Final answer:
To determine the time to reach maximum height, the vertex formula t = -b/(2a) is used, yielding 2 seconds. The maximum height is found by substituting this time into s(t) = -16t^2 + 64t, resulting in 64 feet. Hence, answer A is correct.
Step-by-step explanation:
If an object is projected upward from ground level with an initial velocity of 64 ft per sec, its height after t seconds is given by the equation s(t) = -16t^2 + 64t. To find the time it takes to reach its maximum height, we need to identify the vertex of this parabolic equation, recognizing that the coefficient of the t^2 term is negative, indicating that the parabola opens downward, hence the vertex of this parabola gives the maximum height.

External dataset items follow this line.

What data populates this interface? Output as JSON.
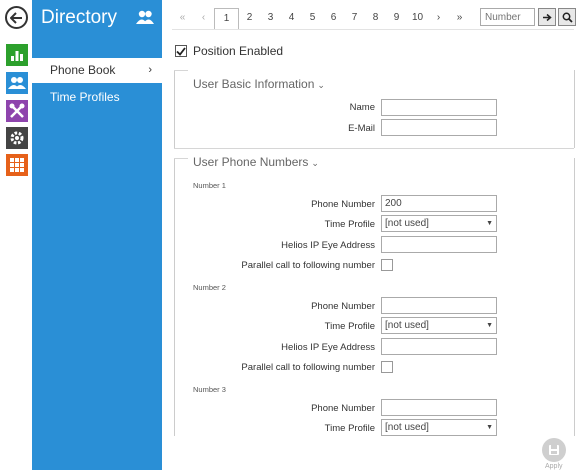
{
  "sidebar": {
    "title": "Directory",
    "items": [
      {
        "label": "Phone Book",
        "chevron": "›"
      },
      {
        "label": "Time Profiles"
      }
    ]
  },
  "pager": {
    "first": "«",
    "prev": "‹",
    "pages": [
      "1",
      "2",
      "3",
      "4",
      "5",
      "6",
      "7",
      "8",
      "9",
      "10"
    ],
    "next": "›",
    "last": "»",
    "active_page": "1",
    "number_placeholder": "Number"
  },
  "position_enabled": {
    "label": "Position Enabled",
    "checked": true
  },
  "basic_info": {
    "title": "User Basic Information",
    "caret": "⌄",
    "name_label": "Name",
    "name_value": "",
    "email_label": "E-Mail",
    "email_value": ""
  },
  "phone_numbers": {
    "title": "User Phone Numbers",
    "caret": "⌄",
    "numbers": [
      {
        "heading": "Number 1",
        "phone_label": "Phone Number",
        "phone_value": "200",
        "profile_label": "Time Profile",
        "profile_value": "[not used]",
        "ip_eye_label": "Helios IP Eye Address",
        "ip_eye_value": "",
        "parallel_label": "Parallel call to following number"
      },
      {
        "heading": "Number 2",
        "phone_label": "Phone Number",
        "phone_value": "",
        "profile_label": "Time Profile",
        "profile_value": "[not used]",
        "ip_eye_label": "Helios IP Eye Address",
        "ip_eye_value": "",
        "parallel_label": "Parallel call to following number"
      },
      {
        "heading": "Number 3",
        "phone_label": "Phone Number",
        "phone_value": "",
        "profile_label": "Time Profile",
        "profile_value": "[not used]"
      }
    ]
  },
  "apply": {
    "label": "Apply"
  },
  "icons": {
    "back": "back-arrow-icon",
    "status": "bar-chart-icon",
    "directory": "people-icon",
    "hardware": "tools-icon",
    "services": "gear-icon",
    "system": "grid-icon"
  },
  "colors": {
    "sidebar": "#2a8fd6",
    "status": "#2ca02c",
    "directory": "#2a8fd6",
    "hardware": "#8e44ad",
    "services": "#444444",
    "system": "#e6611a"
  }
}
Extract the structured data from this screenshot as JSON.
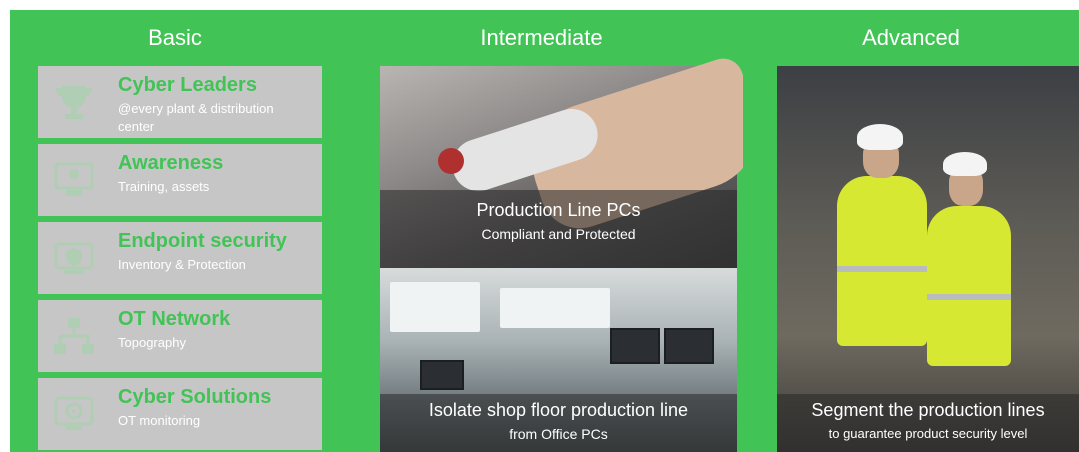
{
  "columns": {
    "basic": {
      "title": "Basic"
    },
    "intermediate": {
      "title": "Intermediate"
    },
    "advanced": {
      "title": "Advanced"
    }
  },
  "basic_items": [
    {
      "title": "Cyber Leaders",
      "subtitle": "@every plant & distribution center",
      "icon": "trophy-icon"
    },
    {
      "title": "Awareness",
      "subtitle": "Training, assets",
      "icon": "training-icon"
    },
    {
      "title": "Endpoint security",
      "subtitle": "Inventory & Protection",
      "icon": "endpoint-icon"
    },
    {
      "title": "OT Network",
      "subtitle": "Topography",
      "icon": "network-icon"
    },
    {
      "title": "Cyber Solutions",
      "subtitle": "OT monitoring",
      "icon": "monitoring-icon"
    }
  ],
  "intermediate": {
    "top_caption": {
      "main": "Production Line PCs",
      "sub": "Compliant and Protected"
    },
    "bottom_caption": {
      "main": "Isolate shop floor production line",
      "sub": "from Office PCs"
    }
  },
  "advanced": {
    "caption": {
      "main": "Segment the production lines",
      "sub": "to guarantee product security level"
    }
  },
  "colors": {
    "accent_green": "#41c455",
    "item_gray": "#c6c6c6",
    "text_white": "#ffffff"
  }
}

The time at which the object reaches its maximum height can be found by using the formula t = -b/(2a), where a is the coefficient of t^2 and b is the coefficient of t. In our equation, a = -16 and b = 64, so we plug these values in to get t = -64/(2 * -16) = 2 seconds.
To find the maximum height, we substitute t = 2 back into the original equation to get s(2) = -16(2)^2 + 64(2) = -64 + 128 = 64 feet. Therefore, the answer is A) It will take 2 seconds to reach the maximum height, and the maximum height is 64 feet.